Fortunately, it turns out you can just delete files from the cache directory yourself and NGINX will pick up on this and fetch a new copy from your back-end without a hitch. However, if you do this without tweaking your configuration you are likely to see a whole bunch of messages similar to this one in your error log after a while:
2015/03/04 17:35:24 [crit] 16665#0: unlink() "/path/to/nginx/cache/9/a0/53eb903773998c16dcc570e6daebda09" failed (2: No such file or directory)
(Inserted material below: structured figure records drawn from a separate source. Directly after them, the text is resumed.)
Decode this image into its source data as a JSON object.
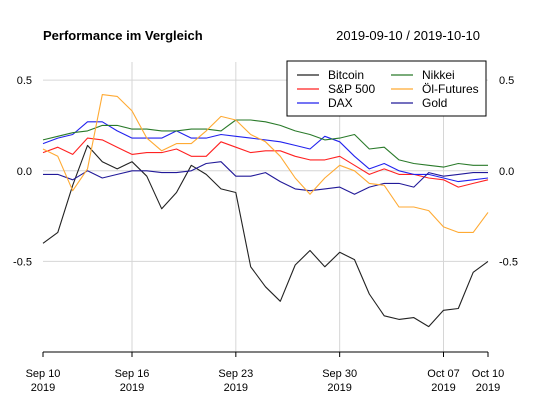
{
  "chart_data": {
    "type": "line",
    "title": "Performance im Vergleich",
    "subtitle": "2019-09-10 / 2019-10-10",
    "xlabel": "",
    "ylabel": "",
    "xlim": [
      "2019-09-10",
      "2019-10-10"
    ],
    "ylim": [
      -1.0,
      0.6
    ],
    "grid": true,
    "legend_position": "top-right",
    "x_ticks": [
      {
        "date": "2019-09-10",
        "label": [
          "Sep 10",
          "2019"
        ]
      },
      {
        "date": "2019-09-16",
        "label": [
          "Sep 16",
          "2019"
        ]
      },
      {
        "date": "2019-09-23",
        "label": [
          "Sep 23",
          "2019"
        ]
      },
      {
        "date": "2019-09-30",
        "label": [
          "Sep 30",
          "2019"
        ]
      },
      {
        "date": "2019-10-07",
        "label": [
          "Oct 07",
          "2019"
        ]
      },
      {
        "date": "2019-10-10",
        "label": [
          "Oct 10",
          "2019"
        ]
      }
    ],
    "y_ticks": [
      {
        "value": 0.5,
        "label": "0.5"
      },
      {
        "value": 0.0,
        "label": "0.0"
      },
      {
        "value": -0.5,
        "label": "-0.5"
      }
    ],
    "x": [
      "2019-09-10",
      "2019-09-11",
      "2019-09-12",
      "2019-09-13",
      "2019-09-14",
      "2019-09-15",
      "2019-09-16",
      "2019-09-17",
      "2019-09-18",
      "2019-09-19",
      "2019-09-20",
      "2019-09-21",
      "2019-09-22",
      "2019-09-23",
      "2019-09-24",
      "2019-09-25",
      "2019-09-26",
      "2019-09-27",
      "2019-09-28",
      "2019-09-29",
      "2019-09-30",
      "2019-10-01",
      "2019-10-02",
      "2019-10-03",
      "2019-10-04",
      "2019-10-05",
      "2019-10-06",
      "2019-10-07",
      "2019-10-08",
      "2019-10-09",
      "2019-10-10"
    ],
    "series": [
      {
        "name": "Bitcoin",
        "color": "#222222",
        "values": [
          -0.4,
          -0.34,
          -0.08,
          0.14,
          0.05,
          0.01,
          0.05,
          -0.03,
          -0.21,
          -0.12,
          0.03,
          -0.02,
          -0.1,
          -0.12,
          -0.53,
          -0.64,
          -0.72,
          -0.52,
          -0.44,
          -0.53,
          -0.45,
          -0.49,
          -0.68,
          -0.8,
          -0.82,
          -0.81,
          -0.86,
          -0.77,
          -0.76,
          -0.56,
          -0.5
        ]
      },
      {
        "name": "S&P 500",
        "color": "#ff2222",
        "values": [
          0.1,
          0.13,
          0.09,
          0.18,
          0.17,
          0.13,
          0.09,
          0.1,
          0.1,
          0.12,
          0.08,
          0.08,
          0.16,
          0.13,
          0.1,
          0.11,
          0.11,
          0.08,
          0.06,
          0.06,
          0.08,
          0.03,
          -0.02,
          0.01,
          -0.02,
          -0.02,
          -0.04,
          -0.05,
          -0.09,
          -0.07,
          -0.05
        ]
      },
      {
        "name": "DAX",
        "color": "#2222ee",
        "values": [
          0.15,
          0.18,
          0.2,
          0.27,
          0.27,
          0.22,
          0.18,
          0.18,
          0.18,
          0.22,
          0.18,
          0.18,
          0.2,
          0.19,
          0.18,
          0.17,
          0.16,
          0.14,
          0.12,
          0.19,
          0.16,
          0.08,
          0.01,
          0.04,
          0.0,
          -0.02,
          -0.02,
          -0.04,
          -0.06,
          -0.05,
          -0.04
        ]
      },
      {
        "name": "Gold",
        "color": "#221a99",
        "values": [
          -0.02,
          -0.02,
          -0.05,
          0.0,
          -0.04,
          -0.02,
          0.0,
          0.0,
          -0.01,
          -0.01,
          0.0,
          0.04,
          0.05,
          -0.03,
          -0.03,
          -0.01,
          -0.06,
          -0.1,
          -0.11,
          -0.1,
          -0.09,
          -0.13,
          -0.09,
          -0.07,
          -0.07,
          -0.09,
          -0.01,
          -0.03,
          -0.02,
          -0.01,
          -0.01
        ]
      },
      {
        "name": "Nikkei",
        "color": "#2a7a2a",
        "values": [
          0.17,
          0.19,
          0.21,
          0.22,
          0.25,
          0.25,
          0.23,
          0.23,
          0.22,
          0.22,
          0.23,
          0.23,
          0.22,
          0.28,
          0.28,
          0.27,
          0.25,
          0.22,
          0.2,
          0.17,
          0.18,
          0.2,
          0.12,
          0.13,
          0.06,
          0.04,
          0.03,
          0.02,
          0.04,
          0.03,
          0.03
        ]
      },
      {
        "name": "Öl-Futures",
        "color": "#ffaa33",
        "values": [
          0.12,
          0.08,
          -0.11,
          0.01,
          0.42,
          0.41,
          0.33,
          0.18,
          0.11,
          0.15,
          0.15,
          0.22,
          0.3,
          0.28,
          0.2,
          0.16,
          0.08,
          -0.04,
          -0.13,
          -0.04,
          0.03,
          0.0,
          -0.07,
          -0.08,
          -0.2,
          -0.2,
          -0.22,
          -0.31,
          -0.34,
          -0.34,
          -0.23
        ]
      }
    ]
  }
}
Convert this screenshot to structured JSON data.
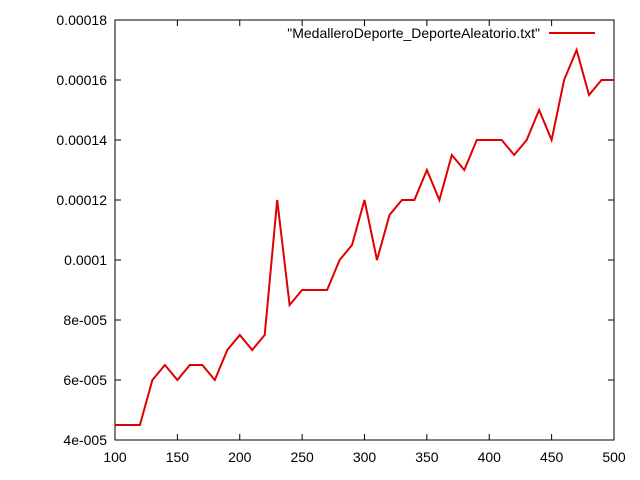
{
  "chart_data": {
    "type": "line",
    "title": "",
    "xlabel": "",
    "ylabel": "",
    "xlim": [
      100,
      500
    ],
    "ylim": [
      4e-05,
      0.00018
    ],
    "grid": false,
    "legend_position": "top-right",
    "x_ticks": [
      100,
      150,
      200,
      250,
      300,
      350,
      400,
      450,
      500
    ],
    "x_tick_labels": [
      "100",
      "150",
      "200",
      "250",
      "300",
      "350",
      "400",
      "450",
      "500"
    ],
    "y_ticks": [
      4e-05,
      6e-05,
      8e-05,
      0.0001,
      0.00012,
      0.00014,
      0.00016,
      0.00018
    ],
    "y_tick_labels": [
      "4e-005",
      "6e-005",
      "8e-005",
      "0.0001",
      "0.00012",
      "0.00014",
      "0.00016",
      "0.00018"
    ],
    "series": [
      {
        "name": "\"MedalleroDeporte_DeporteAleatorio.txt\"",
        "color": "#e00000",
        "x": [
          100,
          110,
          120,
          130,
          140,
          150,
          160,
          170,
          180,
          190,
          200,
          210,
          220,
          230,
          240,
          250,
          260,
          270,
          280,
          290,
          300,
          310,
          320,
          330,
          340,
          350,
          360,
          370,
          380,
          390,
          400,
          410,
          420,
          430,
          440,
          450,
          460,
          470,
          480,
          490,
          500
        ],
        "y": [
          4.5e-05,
          4.5e-05,
          4.5e-05,
          6e-05,
          6.5e-05,
          6e-05,
          6.5e-05,
          6.5e-05,
          6e-05,
          7e-05,
          7.5e-05,
          7e-05,
          7.5e-05,
          0.00012,
          8.5e-05,
          9e-05,
          9e-05,
          9e-05,
          0.0001,
          0.000105,
          0.00012,
          0.0001,
          0.000115,
          0.00012,
          0.00012,
          0.00013,
          0.00012,
          0.000135,
          0.00013,
          0.00014,
          0.00014,
          0.00014,
          0.000135,
          0.00014,
          0.00015,
          0.00014,
          0.00016,
          0.00017,
          0.000155,
          0.00016,
          0.00016
        ]
      }
    ]
  }
}
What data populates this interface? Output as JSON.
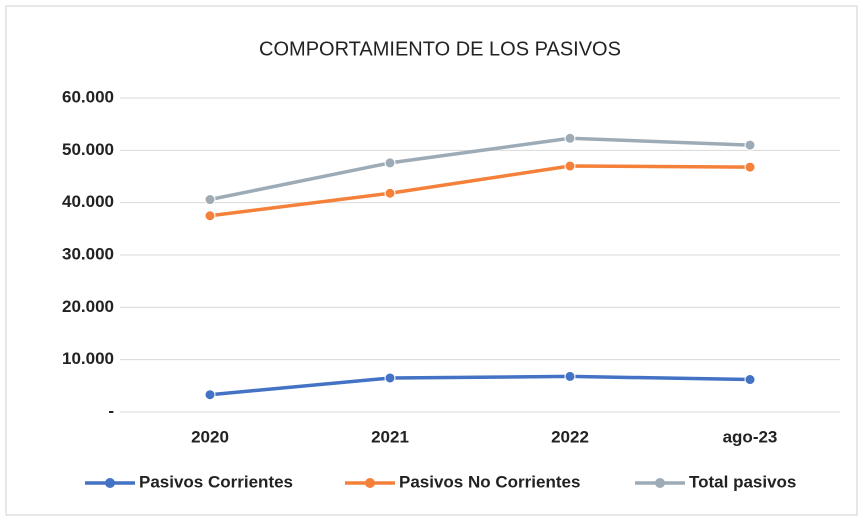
{
  "chart_data": {
    "type": "line",
    "title": "COMPORTAMIENTO DE LOS PASIVOS",
    "categories": [
      "2020",
      "2021",
      "2022",
      "ago-23"
    ],
    "series": [
      {
        "name": "Pasivos Corrientes",
        "color": "#4472c4",
        "values": [
          3300,
          6500,
          6800,
          6200
        ]
      },
      {
        "name": "Pasivos No Corrientes",
        "color": "#f4803a",
        "values": [
          37500,
          41800,
          47000,
          46800
        ]
      },
      {
        "name": "Total pasivos",
        "color": "#9dabb6",
        "values": [
          40600,
          47600,
          52300,
          51000
        ]
      }
    ],
    "ylim": [
      0,
      60000
    ],
    "yticks": [
      {
        "value": 0,
        "label": "-"
      },
      {
        "value": 10000,
        "label": "10.000"
      },
      {
        "value": 20000,
        "label": "20.000"
      },
      {
        "value": 30000,
        "label": "30.000"
      },
      {
        "value": 40000,
        "label": "40.000"
      },
      {
        "value": 50000,
        "label": "50.000"
      },
      {
        "value": 60000,
        "label": "60.000"
      }
    ],
    "grid": true,
    "legend": "bottom"
  }
}
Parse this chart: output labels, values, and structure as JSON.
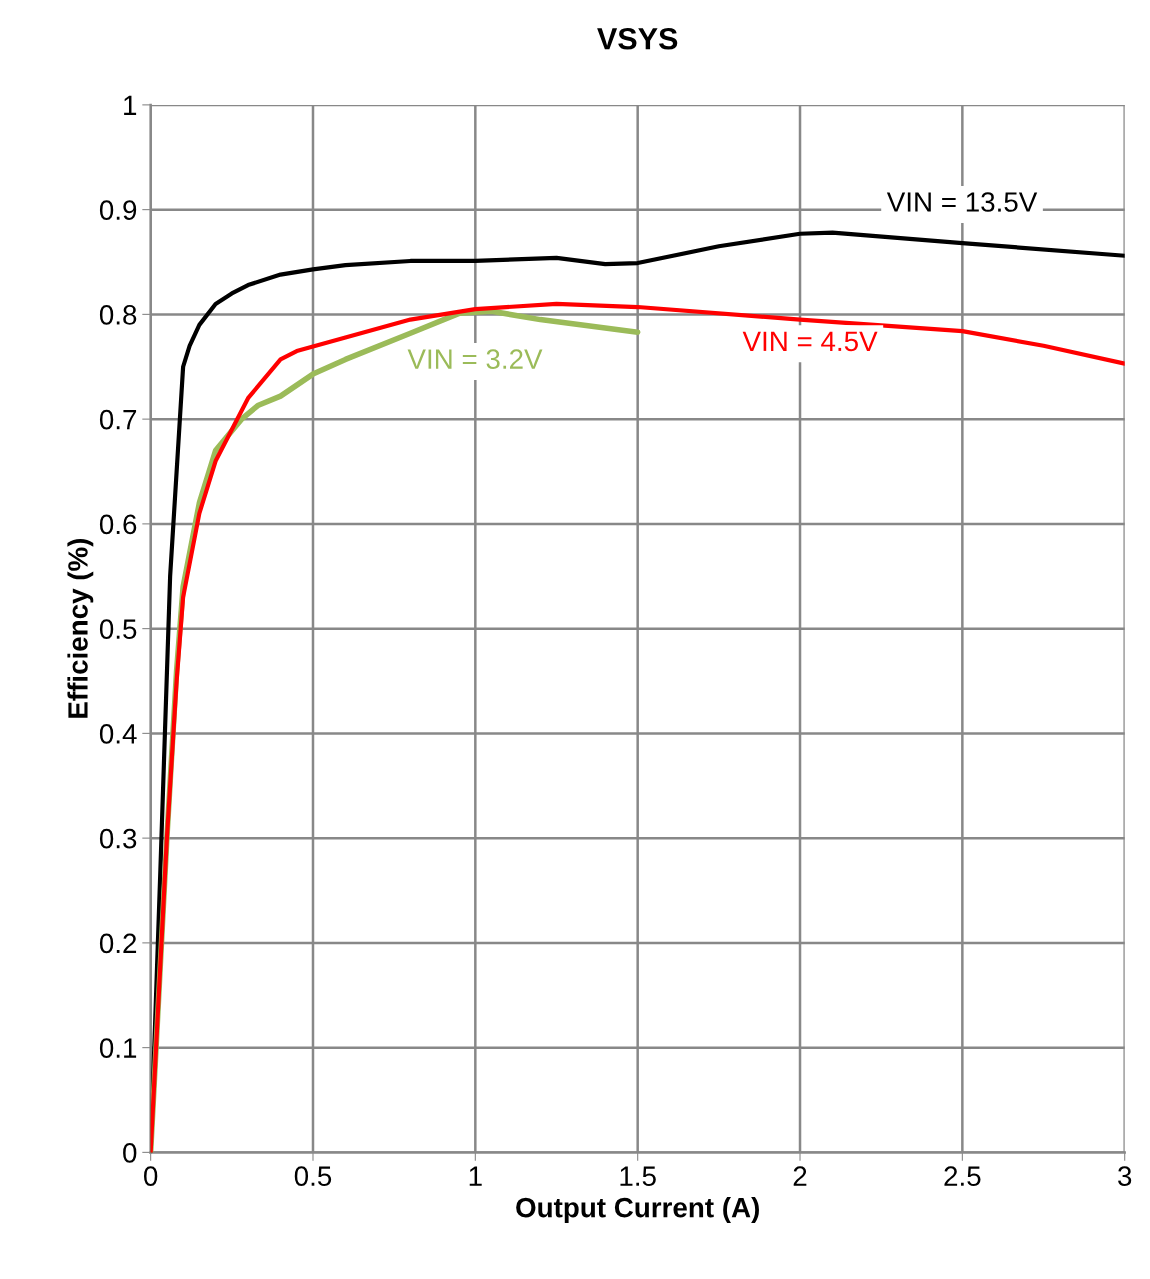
{
  "chart_data": {
    "type": "line",
    "title": "VSYS",
    "xlabel": "Output Current (A)",
    "ylabel": "Efficiency (%)",
    "xlim": [
      0,
      3
    ],
    "ylim": [
      0,
      1
    ],
    "xticks": [
      0,
      0.5,
      1,
      1.5,
      2,
      2.5,
      3
    ],
    "yticks": [
      0,
      0.1,
      0.2,
      0.3,
      0.4,
      0.5,
      0.6,
      0.7,
      0.8,
      0.9,
      1
    ],
    "grid": true,
    "marker": "none",
    "line_style": "solid",
    "series": [
      {
        "name": "VIN = 13.5V",
        "color": "#000000",
        "x": [
          0,
          0.03,
          0.06,
          0.09,
          0.1,
          0.12,
          0.15,
          0.2,
          0.25,
          0.3,
          0.4,
          0.5,
          0.6,
          0.8,
          1.0,
          1.25,
          1.4,
          1.5,
          1.75,
          2.0,
          2.1,
          2.5,
          3.0
        ],
        "values": [
          0,
          0.27,
          0.55,
          0.7,
          0.75,
          0.77,
          0.79,
          0.81,
          0.82,
          0.828,
          0.838,
          0.843,
          0.847,
          0.851,
          0.851,
          0.854,
          0.848,
          0.849,
          0.865,
          0.877,
          0.878,
          0.868,
          0.856
        ]
      },
      {
        "name": "VIN = 4.5V",
        "color": "#ff0000",
        "x": [
          0,
          0.05,
          0.08,
          0.1,
          0.15,
          0.2,
          0.3,
          0.4,
          0.45,
          0.6,
          0.8,
          1.0,
          1.25,
          1.5,
          2.0,
          2.5,
          2.75,
          3.0
        ],
        "values": [
          0,
          0.3,
          0.45,
          0.53,
          0.61,
          0.66,
          0.72,
          0.757,
          0.765,
          0.778,
          0.795,
          0.805,
          0.81,
          0.807,
          0.795,
          0.784,
          0.77,
          0.753
        ]
      },
      {
        "name": "VIN = 3.2V",
        "color": "#9bbb59",
        "x": [
          0,
          0.05,
          0.08,
          0.1,
          0.15,
          0.2,
          0.28,
          0.33,
          0.4,
          0.5,
          0.6,
          0.8,
          0.95,
          1.05,
          1.2,
          1.5
        ],
        "values": [
          0,
          0.3,
          0.46,
          0.54,
          0.62,
          0.67,
          0.7,
          0.713,
          0.722,
          0.743,
          0.757,
          0.782,
          0.801,
          0.803,
          0.795,
          0.783
        ]
      }
    ]
  }
}
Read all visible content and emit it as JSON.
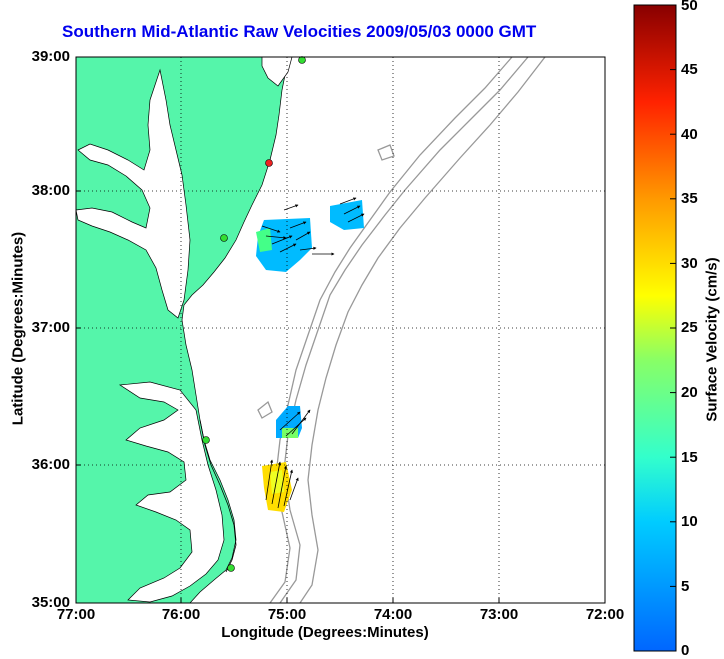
{
  "title": "Southern Mid-Atlantic Raw Velocities 2009/05/03 0000 GMT",
  "axes": {
    "xlabel": "Longitude (Degrees:Minutes)",
    "ylabel": "Latitude (Degrees:Minutes)",
    "xticks": [
      "77:00",
      "76:00",
      "75:00",
      "74:00",
      "73:00",
      "72:00"
    ],
    "yticks": [
      "39:00",
      "38:00",
      "37:00",
      "36:00",
      "35:00"
    ],
    "grid": true
  },
  "colorbar": {
    "label": "Surface Velocity (cm/s)",
    "ticks": [
      "50",
      "45",
      "40",
      "35",
      "30",
      "25",
      "20",
      "15",
      "10",
      "5",
      "0"
    ],
    "range": [
      0,
      50
    ]
  },
  "colors": {
    "land": "#55f5aa",
    "title": "#0000ee",
    "bathymetry": "#999999",
    "station_active": "#33dd33",
    "station_inactive": "#ee2222"
  },
  "stations": [
    {
      "status": "active",
      "lon": -74.85,
      "lat": 39.0
    },
    {
      "status": "inactive",
      "lon": -75.1,
      "lat": 38.22
    },
    {
      "status": "active",
      "lon": -75.55,
      "lat": 37.65
    },
    {
      "status": "active",
      "lon": -75.7,
      "lat": 36.2
    },
    {
      "status": "active",
      "lon": -75.5,
      "lat": 35.25
    }
  ]
}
It appears that these errors occur when NGINX itself tries to delete cache entries after the time specified by the inactive parameter of the fastcgi_cache_path directive. The default for this is only 10 minutes, but you can set it to whatever value you want. I’ve set it to 7 days myself, which seems to work well as I haven’t seen this error at all after changing it.
I find it really strange that it is considered a critical error that a cache entry cannot be deleted because it doesn’t exist. The fact that its severity classification is so high means that it’s impossible to get rid of just by ignoring log entries below a certain threshold. As soon as a new copy is fetched from the back-end the entry will exist again, so this should be a warning at most, in my opinion.
Now, if the cache entry couldn’t be deleted because of problems with permissions or something third, that would be a critical error, because it might make NGINX continue serving cached content long after its expiry time, but the clean-up process doesn’t seem to make this distinction.